In February, 2011, IBM’s Watson took on two reigning Jeopardy champions and whupped them. But, now, this history-making AI computer system may be facing its toughest battle: the Human Genome.
Many of the experts taking the stage at the CES Digital Health Summit 2015 this week invoked the name of Watson, praising the promise of aggregated data, touting its ability to offer treatment recommendations based on an unprecendented, superhuman volume of experiences, guidelines, clinical studies, whitepapers, EMR data, HCP notes from around the world, and patient information.
They salivated at the thought of aggregating reams of real-time, real-world data from a patient over weeks and months (vs. the single point-in-time of an exam) to get a larger and more accurate picture of that patient’s journey, in order to better assess and match therapy to need.
Exciting stuff that has dozens of VC firms investing in start-ups and companies that can make the dream come true, and deliver, in the words of Wainwright Fishburn, Jr., partner at Cooley, LLC, “organization and analysis of data that can lead to efficiency and lower cost of chronic care.” Corinne Savill, Head Business Development & Licensing at Novatis Pharma AG, saw the Watsonesque analysis of data helping pharma companies move from the traditional business model of selling pills to answer the new clarion call of success: “Selling Positive Outcomes To Patients.” (And Payors.)
At the same time, and sometimes in the same talk, many of these digital health experts also praised the powerful potential of mapping a patient’s unique and personal human genome. They predicted that within just a few years, the $1000 genome will be the $100 genome, and with that new ubiquity comes the chance to know specifically what treatment will be effective for that individual, develop drugs that work better on certain genetic make-ups, and even “prevent” disease by identifying a patient’s predisposition to conditions.
So, the question is: If I know my patient’s individual genome (predictive), and therefore know what treatment will work best for him/her, do I really need to know what the aggregated data of current and past (retrospective) says?
Wouldn’t matching a therapy exactly to a patient’s singular biology ultimately drive the same efficiencies and positive outcomes of which Watson dreams?

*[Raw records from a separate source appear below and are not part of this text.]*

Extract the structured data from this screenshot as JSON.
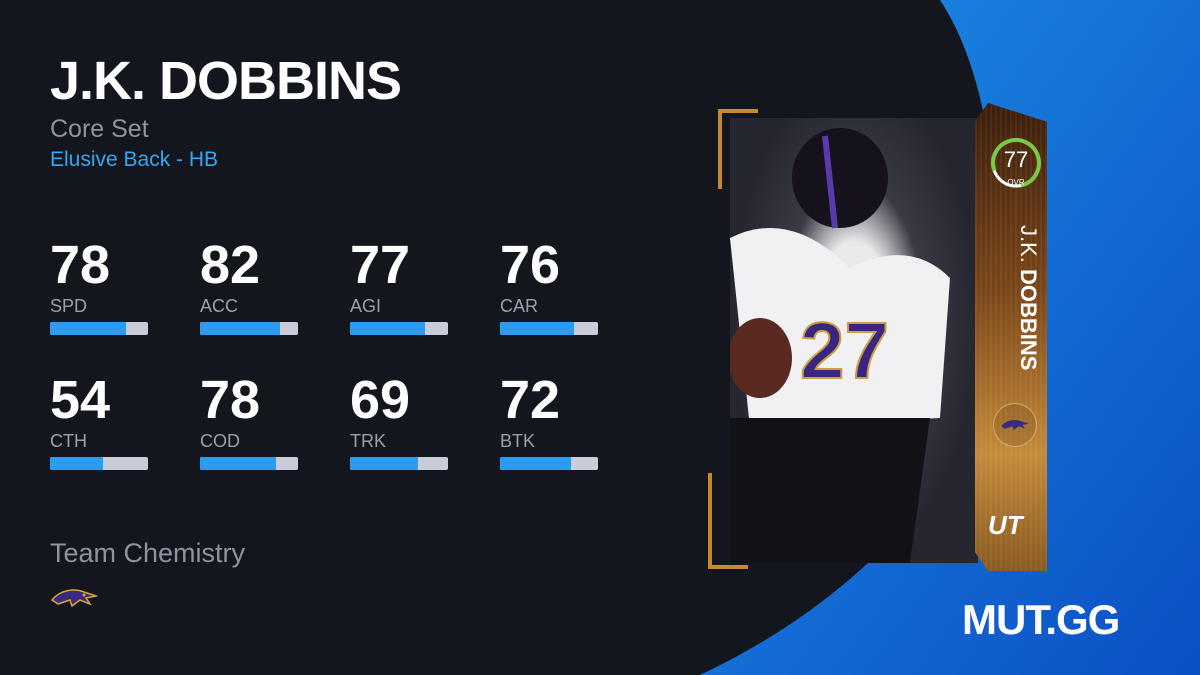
{
  "player": {
    "name": "J.K. DOBBINS",
    "set": "Core Set",
    "archetype": "Elusive Back - HB"
  },
  "stats": [
    {
      "label": "SPD",
      "value": "78"
    },
    {
      "label": "ACC",
      "value": "82"
    },
    {
      "label": "AGI",
      "value": "77"
    },
    {
      "label": "CAR",
      "value": "76"
    },
    {
      "label": "CTH",
      "value": "54"
    },
    {
      "label": "COD",
      "value": "78"
    },
    {
      "label": "TRK",
      "value": "69"
    },
    {
      "label": "BTK",
      "value": "72"
    }
  ],
  "team_chemistry": {
    "label": "Team Chemistry",
    "team_icon": "ravens-logo-icon"
  },
  "card": {
    "ovr": "77",
    "ovr_label": "OVR",
    "first_name": "J.K.",
    "last_name": "DOBBINS",
    "program": "UT",
    "ovr_ring_color": "#7ac943"
  },
  "brand": {
    "logo": "MUT.GG"
  },
  "colors": {
    "accent": "#2d9cf0",
    "bar_track": "#c9ccd9",
    "background": "#14161e"
  }
}
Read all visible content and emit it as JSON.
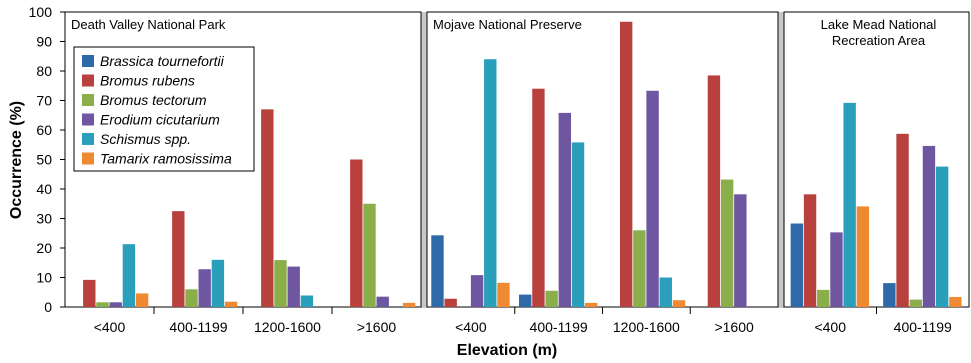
{
  "chart_data": {
    "type": "bar",
    "ylabel": "Occurrence (%)",
    "xlabel": "Elevation (m)",
    "ylim": [
      0,
      100
    ],
    "yticks": [
      0,
      10,
      20,
      30,
      40,
      50,
      60,
      70,
      80,
      90,
      100
    ],
    "legend_position": "top-left of first panel",
    "series_names": [
      "Brassica tournefortii",
      "Bromus rubens",
      "Bromus tectorum",
      "Erodium cicutarium",
      "Schismus spp.",
      "Tamarix ramosissima"
    ],
    "colors": [
      "#2e6aa8",
      "#b8413e",
      "#8aae4a",
      "#6e57a0",
      "#2a9fbc",
      "#ef8a33"
    ],
    "panels": [
      {
        "title": "Death Valley National Park",
        "categories": [
          "<400",
          "400-1199",
          "1200-1600",
          ">1600"
        ],
        "series": [
          {
            "name": "Brassica tournefortii",
            "values": [
              0,
              0,
              0,
              0
            ]
          },
          {
            "name": "Bromus rubens",
            "values": [
              9.2,
              32.5,
              67,
              50
            ]
          },
          {
            "name": "Bromus tectorum",
            "values": [
              1.6,
              6,
              15.9,
              35
            ]
          },
          {
            "name": "Erodium cicutarium",
            "values": [
              1.6,
              12.8,
              13.7,
              3.5
            ]
          },
          {
            "name": "Schismus spp.",
            "values": [
              21.3,
              16,
              3.9,
              0
            ]
          },
          {
            "name": "Tamarix ramosissima",
            "values": [
              4.6,
              1.8,
              0,
              1.4
            ]
          }
        ]
      },
      {
        "title": "Mojave National Preserve",
        "categories": [
          "<400",
          "400-1199",
          "1200-1600",
          ">1600"
        ],
        "series": [
          {
            "name": "Brassica tournefortii",
            "values": [
              24.3,
              4.2,
              0,
              0
            ]
          },
          {
            "name": "Bromus rubens",
            "values": [
              2.8,
              74,
              96.7,
              78.5
            ]
          },
          {
            "name": "Bromus tectorum",
            "values": [
              0,
              5.5,
              26,
              43.2
            ]
          },
          {
            "name": "Erodium cicutarium",
            "values": [
              10.8,
              65.8,
              73.3,
              38.2
            ]
          },
          {
            "name": "Schismus spp.",
            "values": [
              84,
              55.8,
              10,
              0
            ]
          },
          {
            "name": "Tamarix ramosissima",
            "values": [
              8.2,
              1.4,
              2.3,
              0
            ]
          }
        ]
      },
      {
        "title": "Lake Mead National Recreation Area",
        "title_lines": [
          "Lake Mead National",
          "Recreation Area"
        ],
        "categories": [
          "<400",
          "400-1199"
        ],
        "series": [
          {
            "name": "Brassica tournefortii",
            "values": [
              28.3,
              8.1
            ]
          },
          {
            "name": "Bromus rubens",
            "values": [
              38.2,
              58.7
            ]
          },
          {
            "name": "Bromus tectorum",
            "values": [
              5.8,
              2.5
            ]
          },
          {
            "name": "Erodium cicutarium",
            "values": [
              25.3,
              54.6
            ]
          },
          {
            "name": "Schismus spp.",
            "values": [
              69.2,
              47.6
            ]
          },
          {
            "name": "Tamarix ramosissima",
            "values": [
              34.1,
              3.4
            ]
          }
        ]
      }
    ]
  }
}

In fact, Dr. James Zackheim, PhD, VP & Neupro Patient Solutions Leader, UCB, Inc. takes the vision even further, coining the phrase “Adaptive Medicine.” whereby a physician establishes optimial treatment based on genetic mapping, but then can continually adjust dosing and combination of therapies, based on that patient’s changing/improving biology and condition– all thanks to aggregated data.
Hey, maybe Watson and The Human Genome can actually crunch happily ever after.